Il rapporto di Save the Children del 2017 “(non) tutti a mensa” analizza il servizio di ristorazione scolastica per le scuole primarie in Italia.

Si tratta di un dossier molto interessante, che analizza, fra i vari aspetti, la distribuzione delle mense scolastiche sul territorio italiano, le differenze fra le zone settentrionali e quelle meridionali e la correlazione fra la presenza di scuole a tempo pieno ed il tasso di abbandono degli studi in ogni
regione.

Secondo questo rapporto, nell’anno scolastico 2015/2016, circa il 52% degli alunni delle scuole primarie e secondarie di primo grado non ha avuto accesso alla mensa.

Un dato allarmante, soprattutto perché la mensa scolastica non è solo il luogo fisico in cui mangiare, ma anche uno spazio di confronto, crescita ed apprendimento per gli studenti.

Per citare alcune statistiche, la percentuale di alunni che non usufruiscono del servizio mensa è molto preoccupante in Sicilia (80,04%) ed in Puglia (73,10%).
Solo nelle regioni Piemonte e Liguria questa percentuale scende sotto il 30%.

La mancanza di accesso al tempo pieno vede il Molise al primo posto, con una percentuale del 92,84%, a seguire Sicilia (92,23%), Campania (86,40%) e Puglia (83,33%).

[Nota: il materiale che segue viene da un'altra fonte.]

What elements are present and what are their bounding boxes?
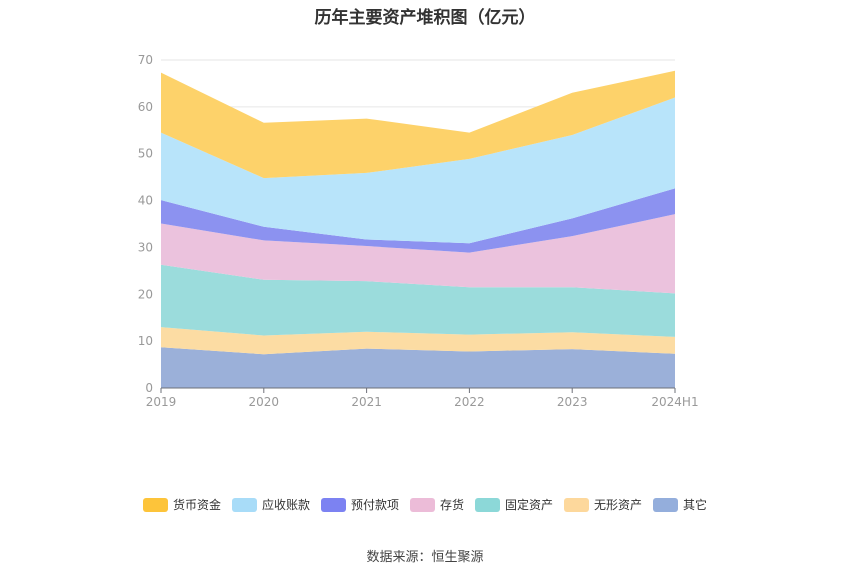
legend-label: 无形资产	[594, 498, 643, 512]
y-tick-label: 60	[138, 100, 153, 114]
legend-item[interactable]: 其它	[653, 496, 707, 513]
legend-swatch	[231, 497, 257, 512]
area-series-预付款项[interactable]	[161, 188, 675, 253]
x-tick-label: 2023	[557, 395, 588, 409]
legend-label: 其它	[683, 498, 708, 512]
legend-item[interactable]: 预付款项	[320, 496, 399, 513]
x-tick-label: 2021	[351, 395, 382, 409]
legend-label: 固定资产	[505, 498, 554, 512]
area-series-应收账款[interactable]	[161, 97, 675, 244]
legend-swatch	[653, 497, 679, 512]
y-tick-label: 20	[138, 287, 153, 301]
x-tick-label: 2019	[146, 395, 177, 409]
x-tick-label: 2024H1	[651, 395, 698, 409]
x-tick-label: 2020	[249, 395, 280, 409]
chart-legend: 货币资金 应收账款 预付款项 存货 固定资产 无形资产 其它	[0, 496, 850, 513]
y-tick-label: 0	[145, 381, 153, 395]
y-tick-label: 50	[138, 147, 153, 161]
area-series-无形资产[interactable]	[161, 327, 675, 355]
legend-swatch	[475, 497, 500, 512]
legend-swatch	[564, 497, 590, 512]
legend-swatch	[409, 497, 435, 512]
area-series-其它[interactable]	[161, 347, 675, 388]
legend-item[interactable]: 无形资产	[564, 496, 642, 513]
legend-item[interactable]: 货币资金	[142, 496, 221, 513]
legend-label: 货币资金	[172, 498, 221, 512]
legend-swatch	[320, 497, 346, 512]
legend-item[interactable]: 应收账款	[231, 496, 310, 513]
data-source-note: 数据来源：恒生聚源	[366, 550, 484, 565]
y-tick-label: 70	[138, 53, 153, 67]
area-series-存货[interactable]	[161, 214, 675, 294]
legend-swatch	[142, 497, 168, 512]
legend-item[interactable]: 存货	[409, 496, 464, 513]
y-tick-label: 40	[138, 194, 153, 208]
legend-label: 预付款项	[350, 498, 399, 512]
legend-item[interactable]: 固定资产	[475, 496, 553, 513]
area-series-固定资产[interactable]	[161, 264, 675, 337]
legend-label: 应收账款	[261, 498, 310, 512]
chart-title: 历年主要资产堆积图（亿元）	[314, 8, 536, 28]
y-tick-label: 10	[138, 334, 153, 348]
x-tick-label: 2022	[454, 395, 485, 409]
y-tick-label: 30	[138, 240, 153, 254]
legend-label: 存货	[439, 498, 464, 512]
area-series-货币资金[interactable]	[161, 70, 675, 179]
chart-plot-area: 0 10 20 30 40 50 60 70 2019 2020 2021 2022 2023 2024H…	[138, 53, 699, 409]
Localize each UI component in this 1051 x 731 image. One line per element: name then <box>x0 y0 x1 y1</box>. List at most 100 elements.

Nelle aree in cui l’offerta di mensa scolastica e di scuola a tempo pieno scarseggiano, cresce il fenomeno preoccupante della dispersione scolastica.
In Italia il fenomeno della dispersione scolastica è ancora troppo frequente, con il 14% dei giovani tra i 18 e i 24 anni che non consegue il diploma di scuola superiore.

Un percorso scolastico interrotto ha conseguenze drammatiche per le nuove generazioni, non solo a livello di impiego lavorativo e di condizione economica, ma anche (e soprattutto) a livello di consapevolezza e possibilità di scelte per il futuro.

La mensa scolastica ecologica garantisce ai nostri figli una qualità maggiore dei cibi che mangiano, perché non contaminati da microparticelle rilasciate dalla plastica o da altri derivati del petrolio, e sensibilizza sul tema dell’inquinamento e della gestione dei rifiuti.

Mense scolastiche ecologiche: una realtà concreta

Milano è attualmente la prima città d’Italia a vantare un servizio di ristorazione scolastica ecologica al 100%.
Il processo è cominciato nel 2015, quando nelle scuole primarie e secondarie i piatti in plastica delle mense vengono gradualmente sostituiti con piatti biodegradabili e compostabili.

Successivamente, con l’occasione del nuovo appalto per la gestione della somministrazione di alimenti e bevande nelle mense, è stata introdotta la fornitura dell’intero set di stoviglie riconoscendo punteggi più alti a chi fornisse materiali biodegradabili e compostabili.

Oltre alle migliaia di chilogrammi di plastica risparmiati, questa scelta ecologica si è tradotta in una maggiore consapevolezza e responsabilità da parte degli alunni circa la qualità del cibo che mangiano e la gestione dei rifiuti che producono.

Nonostante le differenze che il rapporto di Save the Children mette in evidenza fra nord e sud, anche nelle regioni meridionali sono numerose le iniziative per promuovere l’uso di stoviglie compostabili nelle mense.

È diventata operativa qualche settimana fa la decisione del comune di Bari di non utilizzare più piatti, bicchieri e posate di plastica nelle mense scolastiche degli istituti comunali.

Non saranno più utilizzati i 5300 kit giornalieri composti da posate e tovagliolo monouso in singole buste di plastica e le posate biodegradabili saranno sfuse e non più confezionate per utilizzare solo quelle necessarie.

La prossima sfida per il comune di Bari è quella di eliminare nelle mense scolastiche le bottiglie di plastica.

Si tratta di una piccola grande rivoluzione, generata da piccoli gesti che comportano grandi cambiamenti collettivi.

Infatti, Bari ha scelto per il trasporto degli alimenti nelle mense scolastiche l’utilizzo di soli furgoncini elettrici o a metano, per ridurre anche l’inquinamento atmosferico causato dai veicoli a benzina.

Una mensa ecologica è un’occasione che non possiamo perdere per far comprendere ai nostri figli la lezione che non abbiamo saputo imparare noi, è cioè l’importanza di eliminare o quanto meno ridurre l’impiego della plastica nella vita quotidiana.